According to the report, entitled Every Thirty Minutes: Farmer Suicides, Human Rights, and the Agrarian Crisis in India, nearly 20,000 Indian farmers end their lives every year after crop failures leave them stricken with insurmountable debt. These farmers were promised higher yields and lower chemical costs, but in many cases the exact opposite of this is what actually occurs.
The push toward globalization over the past 20 years has ravaged India's agricultural economy, massively increasing farming costs while reducing yields and profits. Many farmers who used to get by just fine growing a variety of food crops on family plots have been left struggling to grow enough cash crops just to make ends meet. When this isn't successful and the creditors come knocking, the only way out, in many farmers' minds, is to make an early escape to the afterlife.
"Economic reforms and the opening of Indian agriculture to the global market over the past two decades have increased costs, while reducing yields and profits for many farmers, to the point of great financial and emotional distress," explains the CHRGJ report. "As a result, smallholder farmers are often trapped in a cycle of debt."
Suicide statistics don't account for surviving family members who kill themselves
The fallout from these farmer suicides obviously affects surviving family members, who aren't even accounted for in the official suicide statistics. Many of them, including the wives of farmers, are left with the debt of their husbands, and this debt ends up getting passed down to the children as well.
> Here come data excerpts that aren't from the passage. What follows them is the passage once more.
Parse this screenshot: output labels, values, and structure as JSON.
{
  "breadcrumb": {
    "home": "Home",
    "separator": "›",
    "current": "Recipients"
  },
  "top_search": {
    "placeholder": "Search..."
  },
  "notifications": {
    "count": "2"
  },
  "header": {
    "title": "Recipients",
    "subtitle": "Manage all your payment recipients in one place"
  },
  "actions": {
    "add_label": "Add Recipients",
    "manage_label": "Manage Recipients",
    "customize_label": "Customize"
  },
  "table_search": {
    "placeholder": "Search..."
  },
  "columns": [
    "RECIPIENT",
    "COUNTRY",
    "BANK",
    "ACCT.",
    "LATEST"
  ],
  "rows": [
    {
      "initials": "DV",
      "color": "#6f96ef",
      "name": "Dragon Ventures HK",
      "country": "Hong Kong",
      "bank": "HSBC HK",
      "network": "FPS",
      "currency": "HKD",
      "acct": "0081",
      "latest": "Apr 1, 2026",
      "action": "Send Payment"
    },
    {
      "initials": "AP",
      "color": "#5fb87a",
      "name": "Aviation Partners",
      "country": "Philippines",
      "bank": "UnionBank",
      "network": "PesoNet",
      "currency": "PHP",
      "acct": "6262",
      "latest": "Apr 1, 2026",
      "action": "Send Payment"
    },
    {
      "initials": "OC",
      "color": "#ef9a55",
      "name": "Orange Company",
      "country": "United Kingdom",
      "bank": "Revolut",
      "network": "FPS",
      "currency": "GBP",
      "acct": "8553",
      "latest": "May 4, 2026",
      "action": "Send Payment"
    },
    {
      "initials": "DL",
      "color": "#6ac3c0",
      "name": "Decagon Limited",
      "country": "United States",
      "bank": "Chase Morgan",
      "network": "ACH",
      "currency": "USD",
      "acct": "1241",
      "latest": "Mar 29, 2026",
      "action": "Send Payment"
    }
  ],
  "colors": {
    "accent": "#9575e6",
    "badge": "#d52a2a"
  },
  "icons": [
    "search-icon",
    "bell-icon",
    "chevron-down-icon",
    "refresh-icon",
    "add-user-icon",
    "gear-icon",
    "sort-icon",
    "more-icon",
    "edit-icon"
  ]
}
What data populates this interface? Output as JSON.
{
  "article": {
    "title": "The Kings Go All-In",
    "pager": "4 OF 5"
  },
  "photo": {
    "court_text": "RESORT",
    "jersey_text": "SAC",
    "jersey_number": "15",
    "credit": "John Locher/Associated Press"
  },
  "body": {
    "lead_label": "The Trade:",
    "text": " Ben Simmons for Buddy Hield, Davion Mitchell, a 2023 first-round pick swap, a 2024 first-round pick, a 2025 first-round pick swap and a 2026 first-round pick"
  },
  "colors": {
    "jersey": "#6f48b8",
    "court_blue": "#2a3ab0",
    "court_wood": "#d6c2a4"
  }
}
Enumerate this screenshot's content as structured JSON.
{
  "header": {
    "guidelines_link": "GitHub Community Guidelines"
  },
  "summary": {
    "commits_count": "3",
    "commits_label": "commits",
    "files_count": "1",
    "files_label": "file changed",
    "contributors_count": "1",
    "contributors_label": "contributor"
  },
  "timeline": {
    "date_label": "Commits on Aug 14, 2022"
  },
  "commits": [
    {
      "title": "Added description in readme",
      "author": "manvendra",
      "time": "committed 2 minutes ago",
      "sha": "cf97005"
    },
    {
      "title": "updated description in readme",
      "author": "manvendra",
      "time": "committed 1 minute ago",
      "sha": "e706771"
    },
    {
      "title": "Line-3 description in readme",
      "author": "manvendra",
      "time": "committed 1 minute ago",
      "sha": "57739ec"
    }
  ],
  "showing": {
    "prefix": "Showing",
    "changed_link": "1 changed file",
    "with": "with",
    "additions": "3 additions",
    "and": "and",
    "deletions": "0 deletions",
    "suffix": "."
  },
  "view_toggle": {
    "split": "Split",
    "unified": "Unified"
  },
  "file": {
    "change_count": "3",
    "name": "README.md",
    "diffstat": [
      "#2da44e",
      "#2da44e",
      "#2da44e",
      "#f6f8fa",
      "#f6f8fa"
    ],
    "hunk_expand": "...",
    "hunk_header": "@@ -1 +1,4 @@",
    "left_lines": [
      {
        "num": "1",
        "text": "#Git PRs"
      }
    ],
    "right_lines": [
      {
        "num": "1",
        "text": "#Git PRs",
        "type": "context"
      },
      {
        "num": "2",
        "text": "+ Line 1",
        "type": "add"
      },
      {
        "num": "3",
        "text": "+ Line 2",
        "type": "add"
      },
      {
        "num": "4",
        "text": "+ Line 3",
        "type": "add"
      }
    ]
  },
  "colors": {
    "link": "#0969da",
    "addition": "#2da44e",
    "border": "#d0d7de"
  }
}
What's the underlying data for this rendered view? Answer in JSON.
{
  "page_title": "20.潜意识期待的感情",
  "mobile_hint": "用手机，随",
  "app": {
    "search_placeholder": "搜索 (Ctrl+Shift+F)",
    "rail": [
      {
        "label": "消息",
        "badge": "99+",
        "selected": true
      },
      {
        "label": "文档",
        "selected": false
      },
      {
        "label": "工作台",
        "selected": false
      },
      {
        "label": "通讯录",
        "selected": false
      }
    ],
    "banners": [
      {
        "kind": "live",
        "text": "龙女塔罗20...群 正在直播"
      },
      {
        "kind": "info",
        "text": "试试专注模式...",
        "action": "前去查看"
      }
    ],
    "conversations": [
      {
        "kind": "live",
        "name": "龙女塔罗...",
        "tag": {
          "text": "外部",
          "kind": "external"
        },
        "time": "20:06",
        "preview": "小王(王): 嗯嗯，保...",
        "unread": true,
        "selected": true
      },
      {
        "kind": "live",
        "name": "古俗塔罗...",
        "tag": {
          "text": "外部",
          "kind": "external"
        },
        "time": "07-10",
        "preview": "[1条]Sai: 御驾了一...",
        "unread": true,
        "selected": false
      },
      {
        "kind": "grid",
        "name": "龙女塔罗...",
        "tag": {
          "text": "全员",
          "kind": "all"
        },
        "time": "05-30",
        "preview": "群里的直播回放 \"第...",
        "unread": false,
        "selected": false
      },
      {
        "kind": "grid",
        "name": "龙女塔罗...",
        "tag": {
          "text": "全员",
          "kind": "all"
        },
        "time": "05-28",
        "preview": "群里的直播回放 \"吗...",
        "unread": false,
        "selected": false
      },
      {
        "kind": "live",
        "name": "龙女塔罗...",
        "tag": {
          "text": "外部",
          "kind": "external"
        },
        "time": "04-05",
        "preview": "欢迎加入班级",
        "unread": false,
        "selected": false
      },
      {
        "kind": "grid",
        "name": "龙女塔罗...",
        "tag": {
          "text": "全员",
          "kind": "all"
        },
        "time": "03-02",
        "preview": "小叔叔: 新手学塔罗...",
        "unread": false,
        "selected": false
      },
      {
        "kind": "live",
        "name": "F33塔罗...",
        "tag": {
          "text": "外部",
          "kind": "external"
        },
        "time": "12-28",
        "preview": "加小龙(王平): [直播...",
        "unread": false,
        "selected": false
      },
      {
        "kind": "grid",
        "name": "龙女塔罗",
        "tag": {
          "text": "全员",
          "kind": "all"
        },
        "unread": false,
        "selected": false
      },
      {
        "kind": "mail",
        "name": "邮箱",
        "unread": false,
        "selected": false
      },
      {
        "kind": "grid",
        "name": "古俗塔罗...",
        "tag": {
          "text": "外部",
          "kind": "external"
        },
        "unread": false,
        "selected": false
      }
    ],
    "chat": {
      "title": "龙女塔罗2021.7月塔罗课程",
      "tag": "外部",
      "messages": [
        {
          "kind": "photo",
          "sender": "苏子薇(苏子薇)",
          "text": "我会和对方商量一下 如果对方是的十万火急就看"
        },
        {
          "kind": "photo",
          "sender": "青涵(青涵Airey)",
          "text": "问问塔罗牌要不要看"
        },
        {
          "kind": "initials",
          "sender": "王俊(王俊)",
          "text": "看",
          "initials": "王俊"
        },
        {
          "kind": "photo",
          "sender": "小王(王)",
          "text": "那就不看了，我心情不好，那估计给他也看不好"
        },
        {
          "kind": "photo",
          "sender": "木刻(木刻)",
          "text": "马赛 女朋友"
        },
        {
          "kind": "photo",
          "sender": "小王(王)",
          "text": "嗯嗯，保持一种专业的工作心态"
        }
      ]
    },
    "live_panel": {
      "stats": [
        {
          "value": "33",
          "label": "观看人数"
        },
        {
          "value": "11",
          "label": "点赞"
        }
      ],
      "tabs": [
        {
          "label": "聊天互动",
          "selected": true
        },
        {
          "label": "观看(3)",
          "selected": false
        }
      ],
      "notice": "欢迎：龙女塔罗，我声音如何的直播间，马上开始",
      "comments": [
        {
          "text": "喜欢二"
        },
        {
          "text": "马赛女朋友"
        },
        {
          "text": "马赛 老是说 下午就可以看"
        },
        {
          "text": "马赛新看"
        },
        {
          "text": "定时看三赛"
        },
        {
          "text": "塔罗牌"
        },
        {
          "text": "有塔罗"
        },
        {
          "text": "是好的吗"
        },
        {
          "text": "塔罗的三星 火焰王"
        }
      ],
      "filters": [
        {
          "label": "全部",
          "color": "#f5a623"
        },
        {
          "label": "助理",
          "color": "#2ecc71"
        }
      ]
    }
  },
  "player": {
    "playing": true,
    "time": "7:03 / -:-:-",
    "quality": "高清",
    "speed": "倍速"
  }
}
The burden from this debt often leads to even more suicides and a successive cycle of poverty.
"The magnitude of the number of Indian farmers who have committed suicide must not overwhelm the fact that an intensely individual tragedy lies behind each and every one of these deaths," adds the report.
"The effects of this tragedy haunt the families of these casualties of India's agrarian crisis in ways that are impossible to escape--families inherit the debt, children drop out of school to become farmhands, and surviving family members may themselves commit suicide out of sheer desperation."
American farmers are next if they don't abandon GMOs and revert to non-corporate agriculture
If you think that American agriculture is exempt from the type of crisis taking place in India, think again. U.S. farmers have also been sold a bill of goods when it comes to GMOs, though the current tax structure pumps massive subsidies into keeping them "profitable." But even this is failing, as GMOs and their chemicals are killing the nation's soils and spurring the growth of "superweeds" that no longer respond to herbicides.
In some states, nearly 90 percent of waterhemp weeds, for instance, have developed resistance to two or more herbicides. And with few new herbicides in the development pipeline, American farmers are having to mix and match old herbicides and apply ever-increasing amounts of them just to stay viable.
"Growers think there will be something over the horizon that will bail them out," stated Larry Steckel, a weed management scientist from the University of Tennessee's West Tennessee Research and Education Center, to Science magazine. "But there isn't."